La comunicación también es una herramienta decisiva para reducir riesgos. Establecer canales simples, confiables y accesibles —como grupos comunitarios, radios locales, redes informales o avisos en puntos estratégicos del barrio— permite coordinar respuestas rápidas ante situaciones de emergencia. No se necesita tecnología sofisticada para alertar sobre movimientos peligrosos o amenazas cercanas; lo fundamental es que la información fluya de manera clara y llegue a quienes la necesitan. La comunidad escolar se vuelve más resiliente cuando todos tienen acceso a información que les permite tomar decisiones informadas.

Impacto humanitario y continuidad educativa

El impacto humanitario de los ataques a escuelas va más allá del daño físico. Las consecuencias psicológicas en niños y adolescentes pueden afectar su motivación, su concentración y su percepción de seguridad. Por eso, uno de los componentes más importantes en la protección de la educación es el apoyo emocional. Espacios breves de contención, actividades de expresión artística, rutinas estables y la presencia de adultos de referencia son elementos que ayudan a sostener la continuidad educativa incluso en escenarios adversos. No se trata de desarrollar grandes programas terapéuticos, sino de fortalecer la estabilidad cotidiana con prácticas accesibles: saludar, escuchar, organizar el aula, respetar horarios y contener a quienes lo necesiten.

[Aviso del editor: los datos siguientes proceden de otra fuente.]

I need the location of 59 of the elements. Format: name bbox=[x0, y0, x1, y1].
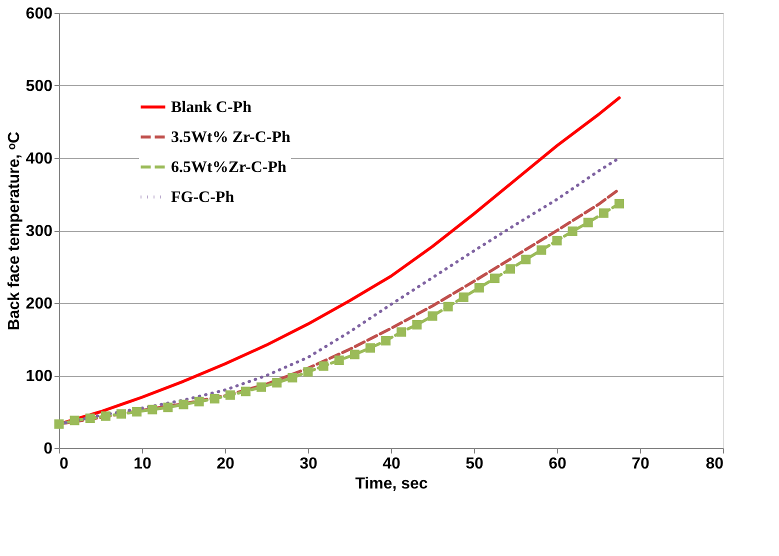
point bbox=[303, 367, 313, 377]
point bbox=[100, 411, 110, 421]
point bbox=[85, 414, 95, 424]
point bbox=[598, 208, 608, 218]
x-tick-label: 0 bbox=[60, 456, 68, 472]
point bbox=[568, 226, 578, 236]
point bbox=[132, 407, 142, 416]
point bbox=[225, 390, 235, 400]
point bbox=[178, 400, 188, 410]
point bbox=[334, 356, 344, 366]
point bbox=[443, 302, 453, 312]
y-tick-label: 500 bbox=[26, 78, 53, 95]
y-tick-label: 600 bbox=[26, 6, 53, 22]
x-axis-title: Time, sec bbox=[355, 476, 428, 492]
point bbox=[614, 198, 624, 208]
point bbox=[210, 394, 220, 404]
point bbox=[552, 236, 562, 246]
x-tick-label: 30 bbox=[300, 456, 318, 472]
legend-label: FG-C-Ph bbox=[171, 189, 234, 206]
legend-label: 6.5Wt%Zr-C-Ph bbox=[171, 159, 286, 176]
y-tick-label: 400 bbox=[26, 150, 53, 168]
point bbox=[583, 218, 593, 228]
y-tick-label: 200 bbox=[26, 296, 53, 312]
point bbox=[194, 396, 204, 406]
point bbox=[318, 361, 328, 371]
y-tick-label: 0 bbox=[44, 440, 53, 458]
point bbox=[256, 382, 266, 392]
point bbox=[288, 372, 298, 382]
point bbox=[521, 254, 531, 264]
point bbox=[536, 245, 546, 255]
x-tick-label: 40 bbox=[382, 456, 400, 472]
legend-label: Blank C-Ph bbox=[171, 99, 252, 116]
point bbox=[490, 274, 500, 284]
point bbox=[474, 283, 484, 293]
y-tick-label: 300 bbox=[26, 223, 53, 240]
point bbox=[148, 404, 158, 414]
legend-label: 3.5Wt% Zr-C-Ph bbox=[171, 129, 290, 146]
point bbox=[381, 336, 391, 346]
x-tick-label: 50 bbox=[466, 456, 484, 472]
x-tick-label: 70 bbox=[632, 456, 650, 472]
point bbox=[54, 419, 64, 429]
point bbox=[412, 320, 422, 330]
point bbox=[506, 264, 516, 274]
point bbox=[458, 292, 468, 302]
point bbox=[396, 327, 406, 337]
point bbox=[70, 416, 80, 426]
point bbox=[116, 409, 126, 419]
x-tick-label: 80 bbox=[706, 456, 724, 472]
point bbox=[428, 311, 438, 321]
point bbox=[272, 378, 282, 388]
x-tick-label: 10 bbox=[134, 456, 152, 472]
y-axis-title: Back face temperature, ᵒC bbox=[6, 131, 23, 330]
point bbox=[241, 386, 250, 396]
point bbox=[163, 402, 173, 412]
x-tick-label: 60 bbox=[548, 456, 566, 472]
point bbox=[366, 343, 375, 353]
point bbox=[350, 350, 360, 360]
x-tick-label: 20 bbox=[216, 456, 234, 472]
y-tick-label: 100 bbox=[26, 368, 53, 385]
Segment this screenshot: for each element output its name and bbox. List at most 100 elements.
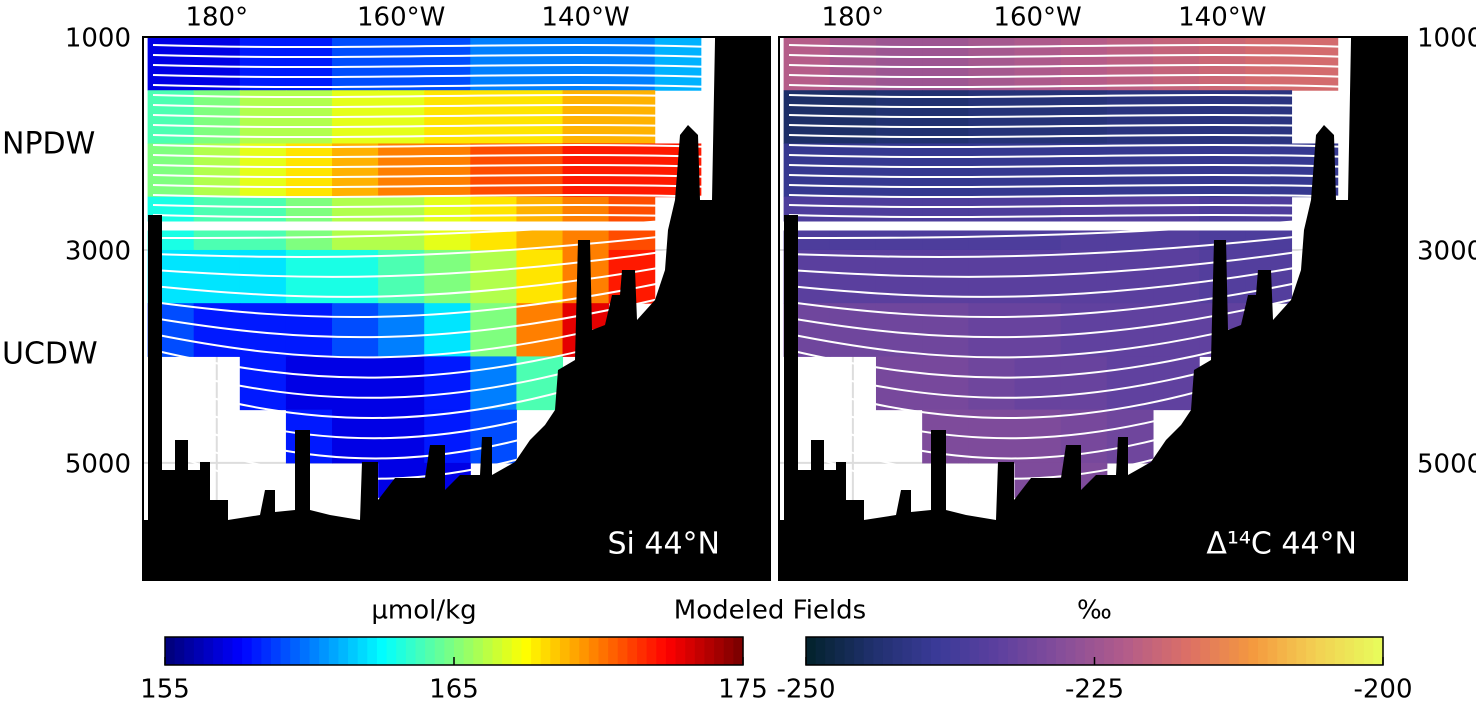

Asimismo, la continuidad educativa puede mantenerse mediante estrategias flexibles cuando los estudiantes no pueden asistir físicamente. Las clases móviles, la enseñanza en espacios comunitarios alternativos, el uso de cuadernos de aprendizaje o las actividades radiales han demostrado ser recursos valiosos para sostener el aprendizaje cuando la escuela está dañada o inaccesible. Son soluciones económicas que requieren coordinación, creatividad y compromiso social, no grandes presupuestos.

La colaboración con organismos locales, organizaciones comunitarias y actores humanitarios también puede fortalecer la seguridad escolar, incluso cuando los recursos son limitados. La presencia de redes comunitarias que apoyan la protección de la infancia y vigilan el uso seguro de los espacios públicos genera un entorno más estable. La clave no es depender exclusivamente de intervenciones externas, sino articular esfuerzos para que la escuela funcione como un punto de referencia confiable para niños y familias.

Los docentes que trabajan en zonas de conflicto cumplen un rol esencial al sostener la rutina escolar y transmitir calma. Para ello, necesitan capacitación básica en gestión de riesgos, identificación de situaciones peligrosas y contención emocional. Estas capacitaciones pueden ser breves, presenciales o comunitarias, y no requieren una infraestructura compleja. Lo importante es que brinden herramientas concretas para actuar ante escenarios cambiantes y para acompañar a estudiantes que viven bajo tensión permanente.

La seguridad escolar en contextos de violencia también depende de la capacidad para negociar espacios de protección con distintos actores del territorio. En muchos países, acuerdos comunitarios informales han permitido mantener escuelas como zonas neutrales, respetadas por diferentes grupos en conflicto. Aunque estas prácticas varían según la región y el nivel de violencia, demuestran que la participación comunitaria es un elemento clave en la protección de las aulas. La escuela se convierte en un bien compartido que todos buscan preservar.

Finalmente, proteger la educación en zonas de conflicto implica entender que cada acción, por pequeña que sea, contribuye a sostener la vida escolar y reducir el impacto del conflicto sobre la infancia. La construcción de una cultura institucional orientada a la seguridad, la organización del espacio, la comunicación clara, el apoyo emocional y la participación comunitaria son componentes que pueden implementarse con recursos limitados y que fortalecen la resiliencia educativa. Cuando una escuela logra mantenerse en pie, aun con dificultades, se convierte en un símbolo de esperanza para toda la comunidad.